Chief Llanes is all for Miami-Dade Mayor Carlos Gimenez's new plan to transform the area by tearing down the buildings and constructing a brand new $74 million project.

"When you have something new, when you have something different the good people that live here will help push out the bad. This has been a decades old long problem and nobody has really been able to fix it," said Gimenez.

Some residents say they will be glad to see the old "Pork and Beans" projects go, but others are sad to see this historic housing project, built in the 1930s, razed.

"It's so much history here. I hate to see it have to be torn down like that," said Sara Smith, head of the Liberty Square Residents Council. She has mixed feelings about this project which will be built on 50 acres here. There is a lot of distrust in this neighborhood after previous housing transformations left residents without a place to stay.

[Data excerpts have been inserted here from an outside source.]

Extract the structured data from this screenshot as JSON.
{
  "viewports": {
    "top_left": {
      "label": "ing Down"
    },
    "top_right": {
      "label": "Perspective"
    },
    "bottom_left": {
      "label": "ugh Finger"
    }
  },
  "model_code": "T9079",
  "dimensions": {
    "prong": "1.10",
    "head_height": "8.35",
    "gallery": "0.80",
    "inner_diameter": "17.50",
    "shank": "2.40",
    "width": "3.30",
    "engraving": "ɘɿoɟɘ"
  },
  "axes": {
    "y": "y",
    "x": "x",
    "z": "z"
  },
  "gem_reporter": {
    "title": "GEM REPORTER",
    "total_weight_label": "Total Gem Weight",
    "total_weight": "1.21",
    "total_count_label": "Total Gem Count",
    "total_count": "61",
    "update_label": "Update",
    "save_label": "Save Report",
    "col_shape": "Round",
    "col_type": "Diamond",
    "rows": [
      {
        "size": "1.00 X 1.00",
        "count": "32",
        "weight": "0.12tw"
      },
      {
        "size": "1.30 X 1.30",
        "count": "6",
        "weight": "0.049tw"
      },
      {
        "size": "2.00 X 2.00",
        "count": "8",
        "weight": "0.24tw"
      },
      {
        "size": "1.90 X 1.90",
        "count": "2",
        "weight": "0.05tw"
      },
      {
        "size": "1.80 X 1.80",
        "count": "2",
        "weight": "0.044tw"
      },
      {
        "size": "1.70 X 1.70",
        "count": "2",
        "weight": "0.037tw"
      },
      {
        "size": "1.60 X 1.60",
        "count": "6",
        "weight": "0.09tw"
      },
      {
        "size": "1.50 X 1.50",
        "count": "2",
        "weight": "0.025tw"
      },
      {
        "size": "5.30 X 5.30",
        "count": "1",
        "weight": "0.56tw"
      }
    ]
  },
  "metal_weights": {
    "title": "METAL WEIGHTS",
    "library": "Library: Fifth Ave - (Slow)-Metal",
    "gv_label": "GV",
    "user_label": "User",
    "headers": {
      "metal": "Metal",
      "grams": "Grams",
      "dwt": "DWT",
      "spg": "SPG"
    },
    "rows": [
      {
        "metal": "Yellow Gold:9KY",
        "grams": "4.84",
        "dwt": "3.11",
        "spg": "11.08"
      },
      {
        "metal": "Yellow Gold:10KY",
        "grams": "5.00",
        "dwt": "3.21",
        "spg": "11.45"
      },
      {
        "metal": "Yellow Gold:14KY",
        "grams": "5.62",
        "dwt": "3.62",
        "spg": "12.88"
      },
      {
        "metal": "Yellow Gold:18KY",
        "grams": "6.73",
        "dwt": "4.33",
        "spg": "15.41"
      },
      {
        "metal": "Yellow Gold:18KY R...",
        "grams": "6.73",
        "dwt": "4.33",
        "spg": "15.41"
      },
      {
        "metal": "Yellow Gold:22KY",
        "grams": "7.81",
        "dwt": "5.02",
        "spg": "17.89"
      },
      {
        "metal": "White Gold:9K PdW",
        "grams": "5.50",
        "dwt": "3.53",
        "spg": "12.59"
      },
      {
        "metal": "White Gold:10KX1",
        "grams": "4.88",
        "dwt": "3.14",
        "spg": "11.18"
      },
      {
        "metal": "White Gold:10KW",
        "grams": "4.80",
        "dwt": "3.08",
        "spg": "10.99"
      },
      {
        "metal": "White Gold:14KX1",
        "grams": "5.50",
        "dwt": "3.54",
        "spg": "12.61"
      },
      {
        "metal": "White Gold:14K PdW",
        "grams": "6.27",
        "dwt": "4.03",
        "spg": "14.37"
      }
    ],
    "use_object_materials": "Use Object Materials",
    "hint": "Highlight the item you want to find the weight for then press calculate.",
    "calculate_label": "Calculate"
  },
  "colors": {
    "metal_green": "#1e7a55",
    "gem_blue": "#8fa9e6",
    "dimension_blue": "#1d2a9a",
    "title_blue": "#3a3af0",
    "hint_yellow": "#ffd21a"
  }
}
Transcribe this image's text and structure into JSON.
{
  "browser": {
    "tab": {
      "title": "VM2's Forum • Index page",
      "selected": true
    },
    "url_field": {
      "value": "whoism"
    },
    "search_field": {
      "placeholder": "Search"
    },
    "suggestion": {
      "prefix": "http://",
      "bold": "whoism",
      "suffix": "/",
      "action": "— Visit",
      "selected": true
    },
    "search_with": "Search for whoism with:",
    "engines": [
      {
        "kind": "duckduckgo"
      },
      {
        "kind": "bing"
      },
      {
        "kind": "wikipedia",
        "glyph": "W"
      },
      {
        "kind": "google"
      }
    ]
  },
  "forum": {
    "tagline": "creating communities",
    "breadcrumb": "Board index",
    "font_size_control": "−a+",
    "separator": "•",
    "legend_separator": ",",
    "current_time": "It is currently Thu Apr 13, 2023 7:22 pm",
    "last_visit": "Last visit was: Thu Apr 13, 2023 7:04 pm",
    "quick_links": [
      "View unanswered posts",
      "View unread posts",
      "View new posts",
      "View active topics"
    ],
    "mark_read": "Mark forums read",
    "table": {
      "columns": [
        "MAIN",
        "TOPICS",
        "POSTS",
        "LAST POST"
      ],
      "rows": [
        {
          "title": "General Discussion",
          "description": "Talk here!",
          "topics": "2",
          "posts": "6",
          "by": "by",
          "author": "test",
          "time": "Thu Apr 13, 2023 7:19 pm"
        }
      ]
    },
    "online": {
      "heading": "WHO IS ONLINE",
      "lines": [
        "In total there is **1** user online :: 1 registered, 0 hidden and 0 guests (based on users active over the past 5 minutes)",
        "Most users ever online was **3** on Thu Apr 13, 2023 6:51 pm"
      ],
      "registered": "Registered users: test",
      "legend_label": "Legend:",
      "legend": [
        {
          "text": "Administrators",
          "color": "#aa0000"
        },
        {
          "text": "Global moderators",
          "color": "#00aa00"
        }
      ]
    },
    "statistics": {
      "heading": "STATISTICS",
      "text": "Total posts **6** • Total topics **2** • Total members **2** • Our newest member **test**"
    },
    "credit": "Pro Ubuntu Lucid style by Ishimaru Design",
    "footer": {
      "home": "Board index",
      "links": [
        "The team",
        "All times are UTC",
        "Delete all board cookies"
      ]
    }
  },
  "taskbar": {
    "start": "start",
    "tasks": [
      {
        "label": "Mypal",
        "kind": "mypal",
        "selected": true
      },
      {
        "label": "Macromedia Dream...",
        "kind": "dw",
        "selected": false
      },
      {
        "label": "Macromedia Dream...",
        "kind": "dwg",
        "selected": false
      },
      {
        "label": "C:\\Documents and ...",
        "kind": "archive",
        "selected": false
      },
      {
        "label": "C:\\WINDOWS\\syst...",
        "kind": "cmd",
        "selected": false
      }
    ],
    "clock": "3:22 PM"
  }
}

"If we're gonna be moved let us move into something fresh. Let us move into something we can live in in dignity."

Mayor Gimenez promises any resident in good standing with their lease, will be welcomed back to the new Liberty Square using the same rent structure they have now and in the interim, they will be moved to other housing projects.

"My overall commitment to the residents is A- they won't be displaced, they're gonna get new housing and B- this will be redeveloped into a neighborhood which they can be proud to call home."

For the project to move forward, the County Commission will have to approve reallocating more than 30-million in County bond money for it within the next two months. And the project will use some state and federal dollars as well.

In all, the new Liberty Square will take an estimated five years to complete.